Le Cercle du Vendredi 10 septembre 2004 :

Seul le sage est monté

comme un étalon

Guyard à Vauvert,
chez Mam’zelle & les Moustiques,




OU L’ON DECOUVRE, ébahi, que la sagesse n’est pas qu’une affaire de vieux barbons séniles et lénifiant sur leurs grimoires du haut de leur chaire, mais qu’elle fut, il y a deux mille cinq cent ans, une technique vitale pour que la vie ne soit que pure volupté et qu’elle procure aux hommes les moyens d’une jouissance et d’une félicité à l’égal des dieux.

OU L’ON APPREND qu’Aristippe, le premier transformiste de l’histoire d’Occident, adore les fêtes somptueuses, les vins et les femmes mais qu’il n’en dépend pas, et qu’il se fiche pas mal, finalement de n’en point avoir. L’on découvre avec lui qu’il n’y a pas meilleure vie et vie plus sage que celle qui s’adonne à la sensualité et à l’amour, mais que l’érotisme devient, dans le lit du sage, une gymnastique autant amoureuse que psychique, destinée à affermir sa propre volonté, afin de n’être dépendant d’aucun plaisir, et de pouvoir en toute situation, être le libre orchestrateur d’une symphonie de sensations toujours plus voluptueuses, mais jamais n’en devenir l’esclave.

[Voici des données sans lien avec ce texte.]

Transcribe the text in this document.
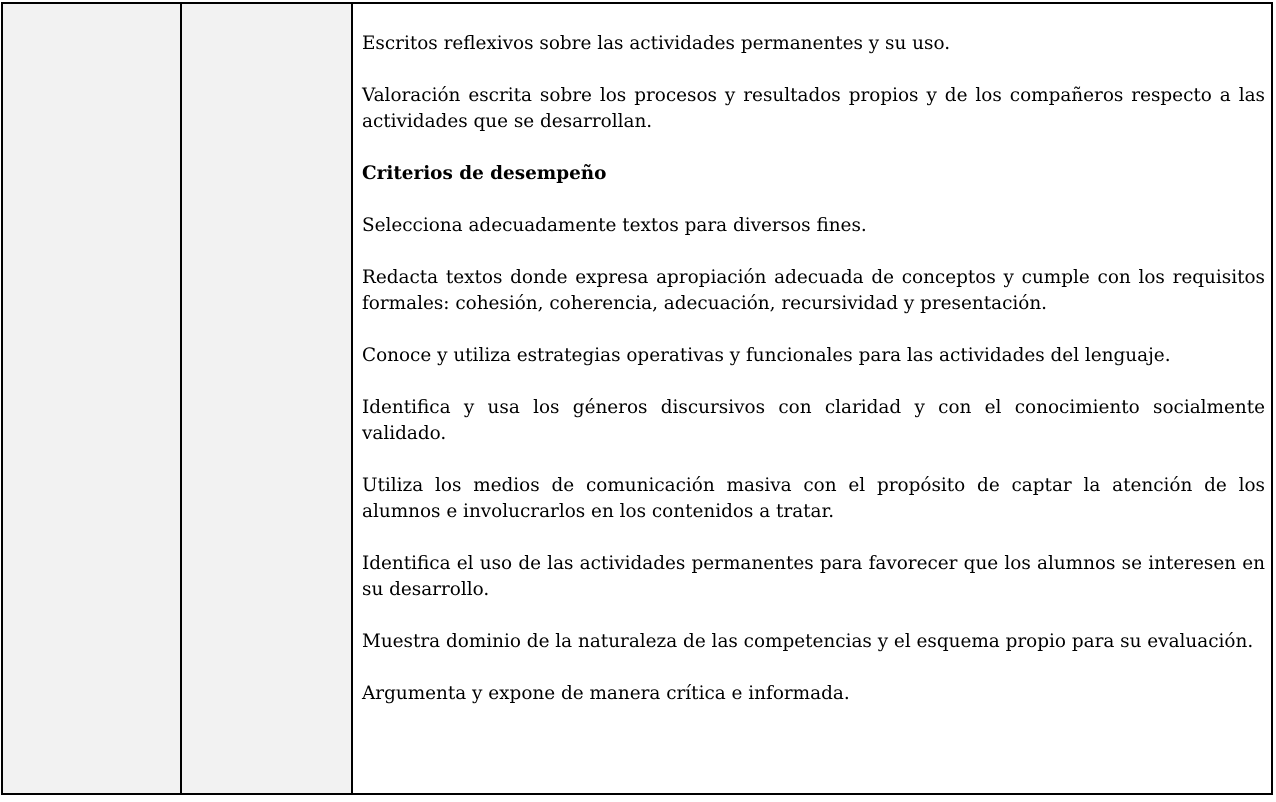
Escritos reflexivos sobre las actividades permanentes y su uso.

Valoración escrita sobre los procesos y resultados propios y de los compañeros respecto a las actividades que se desarrollan.

Criterios de desempeño

Selecciona adecuadamente textos para diversos fines.

Redacta textos donde expresa apropiación adecuada de conceptos y cumple con los requisitos formales: cohesión, coherencia, adecuación, recursividad y presentación.

Conoce y utiliza estrategias operativas y funcionales para las actividades del lenguaje.

Identifica y usa los géneros discursivos con claridad y con el conocimiento socialmente validado.

Utiliza los medios de comunicación masiva con el propósito de captar la atención de los alumnos e involucrarlos en los contenidos a tratar.

Identifica el uso de las actividades permanentes para favorecer que los alumnos se interesen en su desarrollo.

Muestra dominio de la naturaleza de las competencias y el esquema propio para su evaluación.

Argumenta y expone de manera crítica e informada.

OU L’ON DECOUVRE, avec la même surprise, et avec Epicure, que la joie et le plaisir sont les seules proies que mérite de poursuivre le sage. On apprend de surcroît qu’elles sont si faciles d’atteinte que la pure joie d’exister n’a pas à être recherchée ailleurs que dans ce monde, lorsque le corps apaisé et l’âme tranquille s’unissent dans un état de sérénité divine. On découvre alors que la sensualité pacifiée est la règle de la sagesse et du bonheur, et que le secret de la vie, c’est d’être, en toute situation, cool.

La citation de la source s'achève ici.